NI: Court of Appeal: Father of man murdered in 1997 wins appeal against case management decision

A man whose son was murdered in 1997 has successfully appealed a case management decision not to remove a stay on the hearing of his application to issue judicial review proceedings against the PSNI, the Department of Justice, and the Coroner’s Service.

The Court of Appeal said that a comment in Hugh Jordan’s Application, stating that damages ought to be dealt with at the end of the inquest, did not apply to all legacy cases, particularly in these circumstances where the inquest was yet to begin.


In November 1997, Mr McCord’s son, Raymond McCord Jnr was murdered.

As a result of the investigation into the murder, since 2001 there have been a number of preliminary hearings before the coroner. These hearings had been adjourned as a result of Police Ombudsman for Northern Ireland (PONI) investigation, a PSNI investigation, and an investigation by the Public Prosecution Service (PPS).   

As such, an inquest is yet to be carried out into Mr McCord Jnr’s murder.

Judicial review

In 2017 Mr McCord made an application for leave to issue judicial review proceedings against the PSNI, the Department of Justice (DoJ) and the Coroner’s Service (CSNI).

He sought:

  1. An order requiring the PSNI to provide disclosure to the coroner of the non-sensitive investigation materials touching upon the death of his son;
  2. A declaration that the failure to provide prompt disclosure of the information to the coroner had occasioned delay, violating his rights under Article 2 of the ECHR. 
  3. Claims for delay against the CSNI and the DoJ.

In March 2018, the trial judge made a case management direction ordering a stay of the proceedings, noting that at preliminary hearings in 2012 Mr McCord had adopted the position that the inquest should not proceed until the police activities had been completed.

The trial judge referred to a number of pending cases dealing with legacy and concluded that “it would be pointless and disproportionate to adopt a course which would involve any further investment of finite public resources at this stage”.

Refusing leave to appeal to the Court of Appeal, the trial judge commented that nothing had changed in the three months since ordering a stay to alter his assessment that it would be pointless and disproportionate to progress the case further at this stage.

Court of Appeal

It was explained that an appellate court will only interfere with the exercise of the discretion by a first instance judge where:

  1. The judge has misdirected himself/herself in law;
  2. Has failed to take relevant factors into account;
  3. Has taken into account irrelevant factors;
  4. Has come to a decision that is plainly wrong in the sense of being outside the generous ambit where reasonable decision makers may disagree.

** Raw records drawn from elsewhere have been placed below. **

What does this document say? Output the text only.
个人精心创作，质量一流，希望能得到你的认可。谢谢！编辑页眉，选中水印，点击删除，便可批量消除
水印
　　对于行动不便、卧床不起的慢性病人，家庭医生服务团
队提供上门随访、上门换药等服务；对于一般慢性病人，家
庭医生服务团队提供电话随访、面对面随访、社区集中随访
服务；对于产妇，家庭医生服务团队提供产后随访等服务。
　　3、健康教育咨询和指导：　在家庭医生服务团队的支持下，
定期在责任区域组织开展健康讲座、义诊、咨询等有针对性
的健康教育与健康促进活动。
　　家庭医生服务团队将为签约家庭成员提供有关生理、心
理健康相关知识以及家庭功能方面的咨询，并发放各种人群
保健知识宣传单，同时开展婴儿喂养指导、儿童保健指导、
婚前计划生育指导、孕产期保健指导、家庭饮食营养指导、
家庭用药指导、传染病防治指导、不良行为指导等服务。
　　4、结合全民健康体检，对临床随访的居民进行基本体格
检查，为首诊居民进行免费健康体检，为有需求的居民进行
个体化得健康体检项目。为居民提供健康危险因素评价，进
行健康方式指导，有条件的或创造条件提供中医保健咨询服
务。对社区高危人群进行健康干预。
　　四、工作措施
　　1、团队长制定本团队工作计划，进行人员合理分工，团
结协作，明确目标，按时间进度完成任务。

The Court considered that the only basis supporting the decision of the trial judge to stay the proceedings arose from the Court of Appeal’s decision in Hugh Jordan’s Application [2015] NICA 66 – in which it was concluded that in legacy cases, the issue of damages against any public authority for breach of the adjectival obligation in Article 2 ECHR ought to be dealt with once the inquest had finally been determined.

This created the impression that in every legacy case any application to pursue a remedy by way of damages for delay could only be dealt with at the end of the inquest, however the Court said this should be interpreted in a more qualified manner:

  1. It had to be borne in mind that in Jordan, two years later the Court decided of its own motion to relist the case for the determination of the damages claim having regard to the fact that the inquest had not yet concluded.
  2. It needed to be borne in mind that this was a case management decision and was not intended to set forth any rule of law about the entitlement to damages in legacy cases.
  3. The case was concerned with circumstances in which there were active and ongoing inquest proceedings but where issues of delay in the course of those active proceedings arose.

Stating that Mr McCord’s case was different, the Court said:

“The death occurred more than 20 years ago. The obligation deriving from Article 2 of the Convention is that the authorities should act of their own motion and that the investigation should be prompt and proceed with reasonable expedition. The inquest in this case has not taken place. No coroner has been allocated to hear it and no materials have been provided to the Coroner’s Service by the police. It is impossible to estimate how many years it might take before the inquest might proceed, as was accepted by the parties at the hearing.”

The Court said there was no reason why Mr McCord’s case could not proceed both for the claim for a declaration and the claim for damages.

In response to counsel for the PSNI indicating that he could not seek instructions to remove the stay by consent, the Court of Appeal commented: “If that indicates an intention to pursue every legal point in these cases to the bitter end the onus on the court to proactively case manage these matters to a conclusion will unfortunately increase. In our view these difficult cases benefit from the most consensual approach possible by the parties.”